The ship tucked in behind Cuba to wait out the storm with the plan of returning to port Sept. 10 — three days longer than the original itinerary.
But as news of extensive damage throughout the Caribbean began to surface, the Majesty of the Seas went into emergency mode. Royal Caribbean dispatched the ship to Puerto Rico, which it would use as its base of operations to begin picking up stranded people and pets in the Caribbean.
The company said it made sense to take advantage of the fact that it had fully provisioned, almost empty, ships at sea. The company said Royal Caribbean CEO Michael Bayley “felt the right thing to do was put the ships to work to aid our neighbors in the Caribbean.”
Again, the original passengers had the option of disembarking in San Juan to go home. But many, including the Mahoneys, decided to stick with the boat. They were still getting “three hots and a cot,” as Robert Mahoney said, but gone were many of the amenities. Only one of the restaurants was open, the casino was shut down and the pool was closed at times. Most critically, for some, the booze quit flowing.
“Once they closed the bars, the drinkers left,” said Grady Franklin, 58-year-old retiree. “I think they were more worried about getting a drink than getting home.”
Even with the inevitable Gilligan’s Island references, the unexpected extension had its challenges. Guests had to do laundry to make their clothes stretch. They wondered how their cars parked back at the port had fared, and how their homes were weathering the prolonged absence and any damage Irma might have inflicted.
Over the next several days, the ship that had been dedicated to entertainment turned into one of service, shuttling tons of relief supplies to St. Thomas and St. Martin, and bringing hundreds of sometimes desperate and distraught evacuees back to Puerto Rico.
Some of the cruise ship passengers who had stuck with the ship found themselves undergoing a similar transformation.
David Taylor, a 58-year-old from North Carolina, said he felt like the best way to help the newly displaced people was simply to listen. One woman he met was traveling with four children who were going to be split up among relatives across the United States. Another older man he met was traveling alone and had lost everything to the storm.
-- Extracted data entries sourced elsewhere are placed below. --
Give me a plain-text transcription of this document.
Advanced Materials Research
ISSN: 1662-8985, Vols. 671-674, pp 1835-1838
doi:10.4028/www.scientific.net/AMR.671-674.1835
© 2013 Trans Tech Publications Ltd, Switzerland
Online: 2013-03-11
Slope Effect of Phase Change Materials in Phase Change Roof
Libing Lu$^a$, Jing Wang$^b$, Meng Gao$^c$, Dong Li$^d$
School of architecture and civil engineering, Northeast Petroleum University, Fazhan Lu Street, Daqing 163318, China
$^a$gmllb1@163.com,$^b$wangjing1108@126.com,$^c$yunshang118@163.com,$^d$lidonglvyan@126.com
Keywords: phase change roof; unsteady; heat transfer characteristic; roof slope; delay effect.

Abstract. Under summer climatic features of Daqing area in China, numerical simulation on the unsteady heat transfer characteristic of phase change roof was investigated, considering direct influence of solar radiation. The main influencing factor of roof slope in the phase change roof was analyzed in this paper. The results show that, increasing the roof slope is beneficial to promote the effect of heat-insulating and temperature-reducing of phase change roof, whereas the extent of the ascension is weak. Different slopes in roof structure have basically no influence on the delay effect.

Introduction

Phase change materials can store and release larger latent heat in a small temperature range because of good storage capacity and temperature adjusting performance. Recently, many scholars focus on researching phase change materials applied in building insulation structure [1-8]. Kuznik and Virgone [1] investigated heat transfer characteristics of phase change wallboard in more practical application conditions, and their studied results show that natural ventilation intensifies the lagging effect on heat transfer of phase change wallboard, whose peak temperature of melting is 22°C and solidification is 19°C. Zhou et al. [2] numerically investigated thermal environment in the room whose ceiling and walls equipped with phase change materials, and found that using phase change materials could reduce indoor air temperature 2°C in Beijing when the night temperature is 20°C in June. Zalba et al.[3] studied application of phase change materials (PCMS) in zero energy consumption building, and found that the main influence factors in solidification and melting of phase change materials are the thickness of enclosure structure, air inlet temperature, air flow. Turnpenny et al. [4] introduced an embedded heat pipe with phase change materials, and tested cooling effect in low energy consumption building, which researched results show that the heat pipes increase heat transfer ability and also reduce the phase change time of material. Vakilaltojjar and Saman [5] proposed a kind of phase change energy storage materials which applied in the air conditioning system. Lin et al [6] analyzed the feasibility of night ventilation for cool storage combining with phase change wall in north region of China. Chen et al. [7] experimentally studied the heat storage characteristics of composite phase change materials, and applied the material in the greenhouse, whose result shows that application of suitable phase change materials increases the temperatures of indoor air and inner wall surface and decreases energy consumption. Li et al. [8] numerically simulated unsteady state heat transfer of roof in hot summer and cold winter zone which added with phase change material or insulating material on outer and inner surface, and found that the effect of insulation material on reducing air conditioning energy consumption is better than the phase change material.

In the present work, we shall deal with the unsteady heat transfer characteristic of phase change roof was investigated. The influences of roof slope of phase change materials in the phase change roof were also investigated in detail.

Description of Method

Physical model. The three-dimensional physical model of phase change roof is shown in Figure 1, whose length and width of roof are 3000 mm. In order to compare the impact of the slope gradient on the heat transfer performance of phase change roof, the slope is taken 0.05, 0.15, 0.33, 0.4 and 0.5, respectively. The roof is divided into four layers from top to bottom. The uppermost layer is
“He had no family and nowhere to go,” Taylor said. “When we were leaving St. Martin he blew it a kiss … You really just don’t know what to do in those cases.”
But talking seemed like the best cure. Mahoney said it was amazing to see how people were transformed once they had a hot meal, a shower and a chance to vent.
“People got on this ship deflated, at their lowest of lows,” he said. “They got off with a smile on their face … It’s been a heart-warming experience.”
When the boat wasn’t teeming with evacuees, it was often a surreal and barren place. The Majesty can accommodate almost 3,000 guests and has 12 decks, three restaurants, two swimming pools, an art gallery and a video arcade.
“It’s like we have our own private yacht,” Mahoney said.
During the final leg of the trip — from Puerto Rico to Cape Canaveral — fewer than 30 guests will be on board.
As Gerard Montgomery and his wife sat in a near-empty restaurant on Friday with a huge buffet at their disposal, he said sometimes he felt a little guilty about enjoying an essentially free pleasure cruise due to other people’s hardships.
“Our only emergency is that we’re running out of wine,” he said of the bottles he had stashed in his cabin. “We’ve been relaxing on a mercy ship.”
For some, the cruise has been an eye-opener. Taylor said that hearing all the stories of loss made him aware of how tenuous and fragile life is.
“It made me realize I need a disaster plan. If something like this happens, what’s the first thing you’re going to grab?” he said. “In an instant, you can lose everything.”
Mahoney said he was so impressed that Miami-based Royal Caribbean halted its business to help those in need that he’s planning to apply for a job with the company.
“I already feel like I’m part of the crew,” he said.